No, I haven’t been protesting in the streets this time or gluing myself to the pavement, but I have just contributed to the Timor-Leste Community Forestry Programme via Gold Standard’s verified Offset Program. I know full well that many Offset Programs are flawed and a bit like the indulgences which used to be sold by the Catholic Church as someone put it. They also distract us from the other things which really need to be done or rather not done - to reduce actual emissions. However, retaining and restoring tropical forests remains an important one, along with helping our neighbours, so I am sticking with this one for now, especially as Timor-Leste was a place I wanted to go and help.
If you want to know why restoring tropical forests still ranks highly when properly done, watch the excellent Ted Talk by Chad Frischmann from Project Drawdown.
You could also do their excellent quiz, the results of which may surprise you as much as they did me.
Until now nearly all the focus has been on individuals – as with recycling it's much easier to point the finger at consumers, yet major issues such as mass transit, large scale renewable energy production or the infrastructure to support say, electric cars or switching to non –fossil fuels are largely beyond the capacity of individuals. I’m sure by now we have all changed our light bulbs, set the washing machine on Eco -wash and turned off our appliances when we aren’t using them, so protest we must if our governments aren’t listening.
Population, Proximity and Distribution
It’s easy to say that of course, and it may well work in small, largely homogenous and densely populated countries like those in Europe or Asia, but without wishing to make excuses for my own country or state, it becomes very difficult when you have a small population, are long way from anywhere and spread thinly over very large distances. At present, few people here have a choice as to how they get to work, how their children get to school, or where they buy their food. Those who could afford it got solar panels long ago, while the rest of the population has been stuck with higher charges as electricity providers have scrambled to make up the shortfall in their accounts.
The Displaced Footprint
There is also another aspect which troubles me. In Australia's case, Agriculture and Mining are the biggest contributors to our greenhouse emissions, yet we are producing these things for export to other countries to whom that carbon footprint - including the fossil fuels and power generation which enable it to happen, rightfully belongs. The same applies to countries which manufacture bulk goods for export. I suspect that our per capita emissions are already inflated by our relatively small population, but add to that the huge distances over which these goods are transported and the fact that most of these industries operate in remote locations, their impact will be disproportionately large. It’s all very well to say that Denmark for example, which I admire greatly in most respects –it really has public transport and cycling nailed, only has a per capita footprint of 6.5, but where for instance are its clothes, footwear and appliances made? Or its electronics and cars? In China? In South Korea? In India? And is that counted towards its footprint or theirs? And where have the raw materials come from? Australia perhaps, Brazil or maybe Canada, whose emissions are also high on a per capita basis, but which may be a little closer to the action. I'd be very happy for someone to tell me I am wrong about this.

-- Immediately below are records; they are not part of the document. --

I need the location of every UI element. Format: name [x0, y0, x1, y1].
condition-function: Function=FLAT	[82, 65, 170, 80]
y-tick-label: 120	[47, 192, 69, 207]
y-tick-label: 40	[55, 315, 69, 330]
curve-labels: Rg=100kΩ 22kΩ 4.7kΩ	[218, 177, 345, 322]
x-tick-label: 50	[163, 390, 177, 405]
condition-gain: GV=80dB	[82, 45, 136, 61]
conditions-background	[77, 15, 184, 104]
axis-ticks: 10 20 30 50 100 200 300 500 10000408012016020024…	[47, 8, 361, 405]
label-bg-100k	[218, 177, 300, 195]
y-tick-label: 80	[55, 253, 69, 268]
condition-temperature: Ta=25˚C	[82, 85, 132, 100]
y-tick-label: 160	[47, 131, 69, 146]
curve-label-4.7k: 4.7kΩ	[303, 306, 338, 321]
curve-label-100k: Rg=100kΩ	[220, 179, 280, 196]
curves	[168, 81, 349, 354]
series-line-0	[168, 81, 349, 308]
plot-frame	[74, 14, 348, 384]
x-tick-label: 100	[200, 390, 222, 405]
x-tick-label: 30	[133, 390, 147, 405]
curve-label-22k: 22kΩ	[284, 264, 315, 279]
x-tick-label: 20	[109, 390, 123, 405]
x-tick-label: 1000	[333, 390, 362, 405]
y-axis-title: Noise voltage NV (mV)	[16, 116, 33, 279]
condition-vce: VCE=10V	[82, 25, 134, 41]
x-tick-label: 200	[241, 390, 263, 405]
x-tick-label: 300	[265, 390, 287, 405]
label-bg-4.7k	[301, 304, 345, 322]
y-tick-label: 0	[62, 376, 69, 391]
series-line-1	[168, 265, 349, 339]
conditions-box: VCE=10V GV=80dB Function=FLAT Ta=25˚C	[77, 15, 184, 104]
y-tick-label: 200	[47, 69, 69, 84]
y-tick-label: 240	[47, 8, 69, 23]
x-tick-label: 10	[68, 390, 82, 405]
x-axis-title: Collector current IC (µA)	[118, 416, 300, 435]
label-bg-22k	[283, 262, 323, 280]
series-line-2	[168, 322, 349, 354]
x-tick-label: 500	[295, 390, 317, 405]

Given that shipping and transport are primary factors in CO2 production, it is a good argument for a return to regional self –sufficiency which would also help our unemployment situation.This too is an issue which requires government intervention, well beyond the purview of the individual. While we are at it, could someone also please ask why all our public buildings and schools do not yet have solar panels? That is something which we as a nation could do easily to reduce our carbon footprint and it would create employment as well. Having said that, I know there is room for improvement at all levels, including here at home.